| 29. Permohonan Burung Ketiga BelasSeekor burung lain berkata pada Hudhud, "O kau dengan
         tujuan-tujuan yang tak menipu, katakan padaku bagaimana aku
         dapat tulus di Jalan menuju Tuhan ini. Karena aku tak dapat
         meninggalkan keinginan hatiku ini, kukorbankan segala yang
         kupunyai untuk mencapai tujuanku. Apa yang kupunya telah
         hilang; apa yang kutangkap telah berubah jadi kalajengking
         di tanganku. Aku tak terikat oleh ikatan apa pun juga dan
         aku telah membuang segala belenggu dan halangan. Aku ingin
         untuk menjadi tulus di Jalan ruhani dengan harapan suatu
         hari dapat bertemu muka dengan yang kupuja." Hudhud menjawab, "Jalan itu tak terbuka bagi setiap
         orang; hanya yang tulus dapat menempuhnya. Ia yang menempul
         Jalan ini harus berbuat begitu tenang dan sepenuh hati. Bila
         kau telah membakar segala yang kaumiliki, kumpulkan abunya
         dan tempatkan dirimu di atas abu itu. Sebelum kau melepaskan
         diri dari segala sesuatu di dunia ini, satu demi satu, kau
         tak akan bebas. Dan mengingat kau tak akan lama dalam
         penjara dunia ini, maka lepaskan dirimu dari segalanya itu.
         Bila maut datang, dapatkah apa yang kini memperbudak dirimu
         mengelakkannya? Menempuh Jalan ini, diperlukan ketulusan
         diri dan tulus terhadap diri sendiri lebih sulit dari yang
         kau kira." Amsal Kiasi dari TarmaziAulia dari Turkistan suatu hari berkata dalam hatinya,
         "Aku mencintai yang dua ini: anakku dan kuda-belangku.

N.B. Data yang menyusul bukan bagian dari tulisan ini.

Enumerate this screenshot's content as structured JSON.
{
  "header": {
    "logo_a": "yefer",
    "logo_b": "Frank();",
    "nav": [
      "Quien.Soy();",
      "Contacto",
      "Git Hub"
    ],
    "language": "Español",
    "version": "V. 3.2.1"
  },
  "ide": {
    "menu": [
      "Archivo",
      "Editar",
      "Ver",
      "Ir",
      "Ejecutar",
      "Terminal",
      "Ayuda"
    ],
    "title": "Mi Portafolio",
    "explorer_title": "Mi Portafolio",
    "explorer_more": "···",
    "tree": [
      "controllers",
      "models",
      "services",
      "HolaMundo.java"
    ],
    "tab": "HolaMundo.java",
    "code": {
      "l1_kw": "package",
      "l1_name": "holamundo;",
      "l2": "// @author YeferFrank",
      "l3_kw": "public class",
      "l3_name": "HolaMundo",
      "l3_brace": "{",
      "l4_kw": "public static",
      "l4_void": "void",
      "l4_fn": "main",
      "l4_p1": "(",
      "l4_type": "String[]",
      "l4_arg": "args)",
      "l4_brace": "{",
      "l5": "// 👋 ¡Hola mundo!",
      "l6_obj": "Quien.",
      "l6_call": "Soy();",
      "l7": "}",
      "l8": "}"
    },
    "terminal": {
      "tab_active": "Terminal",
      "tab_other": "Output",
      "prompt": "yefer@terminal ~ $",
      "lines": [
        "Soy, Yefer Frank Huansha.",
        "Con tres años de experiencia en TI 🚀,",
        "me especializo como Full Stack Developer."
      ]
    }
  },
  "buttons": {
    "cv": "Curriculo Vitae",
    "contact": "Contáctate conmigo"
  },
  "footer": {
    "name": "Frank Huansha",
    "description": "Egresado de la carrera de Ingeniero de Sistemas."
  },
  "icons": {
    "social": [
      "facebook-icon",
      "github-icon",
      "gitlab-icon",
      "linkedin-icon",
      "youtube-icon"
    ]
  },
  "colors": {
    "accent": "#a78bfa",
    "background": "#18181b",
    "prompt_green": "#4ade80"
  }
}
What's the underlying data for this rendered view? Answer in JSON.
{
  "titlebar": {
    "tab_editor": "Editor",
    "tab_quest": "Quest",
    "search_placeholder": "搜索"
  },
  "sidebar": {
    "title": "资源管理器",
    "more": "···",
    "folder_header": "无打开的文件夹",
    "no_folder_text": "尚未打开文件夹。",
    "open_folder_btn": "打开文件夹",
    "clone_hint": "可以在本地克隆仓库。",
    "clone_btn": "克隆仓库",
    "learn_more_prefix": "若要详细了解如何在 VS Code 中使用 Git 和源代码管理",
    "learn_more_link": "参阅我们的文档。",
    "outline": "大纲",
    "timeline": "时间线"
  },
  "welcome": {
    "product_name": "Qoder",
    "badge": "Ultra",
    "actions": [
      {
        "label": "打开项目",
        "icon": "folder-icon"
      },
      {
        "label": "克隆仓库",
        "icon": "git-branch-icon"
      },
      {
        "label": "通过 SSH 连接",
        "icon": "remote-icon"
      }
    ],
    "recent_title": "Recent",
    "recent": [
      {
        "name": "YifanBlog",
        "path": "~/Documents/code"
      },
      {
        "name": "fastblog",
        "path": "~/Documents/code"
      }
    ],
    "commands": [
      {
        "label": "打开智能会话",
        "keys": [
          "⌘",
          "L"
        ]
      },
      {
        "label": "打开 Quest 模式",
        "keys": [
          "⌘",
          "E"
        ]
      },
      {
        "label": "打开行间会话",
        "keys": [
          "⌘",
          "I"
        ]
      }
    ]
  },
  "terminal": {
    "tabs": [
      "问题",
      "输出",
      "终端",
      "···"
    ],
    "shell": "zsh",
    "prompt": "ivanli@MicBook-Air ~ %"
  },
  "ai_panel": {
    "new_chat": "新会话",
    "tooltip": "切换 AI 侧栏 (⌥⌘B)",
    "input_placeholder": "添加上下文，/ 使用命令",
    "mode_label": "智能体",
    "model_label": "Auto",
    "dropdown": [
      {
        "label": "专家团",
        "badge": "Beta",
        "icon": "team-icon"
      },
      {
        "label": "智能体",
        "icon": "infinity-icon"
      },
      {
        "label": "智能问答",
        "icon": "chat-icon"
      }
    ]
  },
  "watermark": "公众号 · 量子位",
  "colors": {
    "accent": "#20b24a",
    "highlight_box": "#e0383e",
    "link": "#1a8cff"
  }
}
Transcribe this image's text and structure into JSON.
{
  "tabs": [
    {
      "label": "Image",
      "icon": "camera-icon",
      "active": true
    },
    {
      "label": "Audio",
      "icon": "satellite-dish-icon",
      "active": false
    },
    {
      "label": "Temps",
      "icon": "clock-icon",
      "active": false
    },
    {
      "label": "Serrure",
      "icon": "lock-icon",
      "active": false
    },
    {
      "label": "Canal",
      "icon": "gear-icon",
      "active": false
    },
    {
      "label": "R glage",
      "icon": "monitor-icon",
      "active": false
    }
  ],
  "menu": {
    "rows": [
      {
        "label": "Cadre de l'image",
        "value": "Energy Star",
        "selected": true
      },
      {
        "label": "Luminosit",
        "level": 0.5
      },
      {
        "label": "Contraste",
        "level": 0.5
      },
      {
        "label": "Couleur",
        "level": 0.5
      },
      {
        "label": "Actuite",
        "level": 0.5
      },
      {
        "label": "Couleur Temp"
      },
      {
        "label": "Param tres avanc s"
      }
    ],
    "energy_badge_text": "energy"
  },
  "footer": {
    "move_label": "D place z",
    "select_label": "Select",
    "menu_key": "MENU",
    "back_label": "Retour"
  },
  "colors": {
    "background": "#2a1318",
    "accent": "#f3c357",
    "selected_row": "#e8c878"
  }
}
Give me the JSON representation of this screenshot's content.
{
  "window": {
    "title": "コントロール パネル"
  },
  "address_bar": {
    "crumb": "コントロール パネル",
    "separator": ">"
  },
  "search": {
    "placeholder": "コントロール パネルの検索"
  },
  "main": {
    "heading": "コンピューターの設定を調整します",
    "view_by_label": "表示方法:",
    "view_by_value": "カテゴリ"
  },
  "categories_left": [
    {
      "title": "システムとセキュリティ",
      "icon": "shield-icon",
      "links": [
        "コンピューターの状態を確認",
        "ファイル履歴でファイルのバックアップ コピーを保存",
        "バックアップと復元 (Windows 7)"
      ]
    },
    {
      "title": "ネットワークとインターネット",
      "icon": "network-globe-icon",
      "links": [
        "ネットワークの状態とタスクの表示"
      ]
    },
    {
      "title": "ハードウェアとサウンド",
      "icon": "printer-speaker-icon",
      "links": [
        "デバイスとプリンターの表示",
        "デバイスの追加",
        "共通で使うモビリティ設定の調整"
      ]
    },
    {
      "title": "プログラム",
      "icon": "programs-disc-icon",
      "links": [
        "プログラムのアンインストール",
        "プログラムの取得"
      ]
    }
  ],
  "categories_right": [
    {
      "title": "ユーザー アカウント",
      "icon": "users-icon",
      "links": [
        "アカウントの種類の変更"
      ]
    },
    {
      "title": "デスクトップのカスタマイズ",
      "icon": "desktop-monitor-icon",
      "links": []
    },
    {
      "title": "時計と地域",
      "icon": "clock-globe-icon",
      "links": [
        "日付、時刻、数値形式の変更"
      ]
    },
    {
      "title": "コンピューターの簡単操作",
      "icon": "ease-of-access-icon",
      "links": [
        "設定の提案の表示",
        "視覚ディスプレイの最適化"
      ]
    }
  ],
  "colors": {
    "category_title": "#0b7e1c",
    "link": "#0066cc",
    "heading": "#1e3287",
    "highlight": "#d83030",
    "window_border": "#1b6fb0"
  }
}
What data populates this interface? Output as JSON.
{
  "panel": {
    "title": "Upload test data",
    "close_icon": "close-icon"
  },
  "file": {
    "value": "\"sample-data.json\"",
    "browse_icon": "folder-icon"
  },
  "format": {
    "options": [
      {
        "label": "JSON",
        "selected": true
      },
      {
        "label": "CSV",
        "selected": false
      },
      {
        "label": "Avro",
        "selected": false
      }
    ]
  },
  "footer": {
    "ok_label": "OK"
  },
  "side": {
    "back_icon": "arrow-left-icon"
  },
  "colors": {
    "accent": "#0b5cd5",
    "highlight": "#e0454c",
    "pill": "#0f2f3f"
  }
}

         Sekiranya kudengar kabar bahwa anakku mati, maka akan
         kukorbankan kudaku sebagai tanda syukur, karena keduanya itu
         seperti berhala bagi jiwaku." Sorotilah kesalahan-kesalahanmu, kebencian-kebencianmu
         dan kesombongan-kesombonganmu. Bakar semua itu dan jangan
         membujuk-tipu dirimu sendiri bahwa kau lebih tulus dari yang
         lain-lain. Ia yang menyombongkan diri tentang ketulusannya
         hendaknya berusaha melihat dirinya sendiri sebagaimana
         adanya. Syaikh Khirkani dan MentimunSuatu hari Syaikh Khirkani, yang bertawakkal pada kuasa
         Tuhan semata, kepingin sekali akan buah mentimun. Ia
         menginginkannya sedemikian rupa; maka ibunya pun keluar dan
         mendapatkan sebuah. Segera setelah mentimun itu dimakannya,
         maka tiba-tiba saja kepala anak Syaikh Khirkani dipenggal
         orang, dan malam hari seorang jahat menaruh kepala itu di
         ambang pintunya. Maka Syaikh itu pun berkata, "Seratus kali
         aku telah mengetahui lebih dulu bahwa bila aku makan
         sepotong kecil saja buah mentimun, suatu musibah akan
         terjadi. Tetapi keinginan akan buah itu begitu kuatnya
         hingga aku tak dapat mengalahkannya." Ia yang membiarkan keinginan-keinginannya menguasai
         dirinya menyesakkan jiwanya sendiri. Orang yang pandai tak
         tahu apa-apa; tak ada jaminan kepastian dalam kepandaiannya;
         padahal banyak macam pengetahuan telah diperolehnya.
         Sewaktu-waktu suatu kafilah baru mungkin saja datang, begitu
         pula pengujian baru. Setahuku tak seorang pun yang semujur tukang-tukang sihir
         Fir'aun yang dengan keimanan orang-orang di masa itu
         mengorbankan jiwa mereka; dan berdasarkan keyakinan agama,
         mereka melepaskan segala kecintaan akan hal-hal
         duniawi.1  Catatan kaki:1 Dapat dicari rujukannya
         dalam Al-Quran, antara lain dalam Surah VII: 103-126; XX: 56
         - 73. Di situ disebutkan bahwa setelah Musa, dengan
         pertolongan Tuhan, dapat mengalahkan apa yang diperlihatkan
         tukang-tukang sihir Fir'aun dengan ilmu sihir mereka, maka
         tukang-tukang sihir itu pun mulai beriman kepada Tuhan,
         meskipun Fir'aun mengancam hendak menghukum mereka dengan
         memotong kaki dan tangan mereka serta menyalibkan mereka.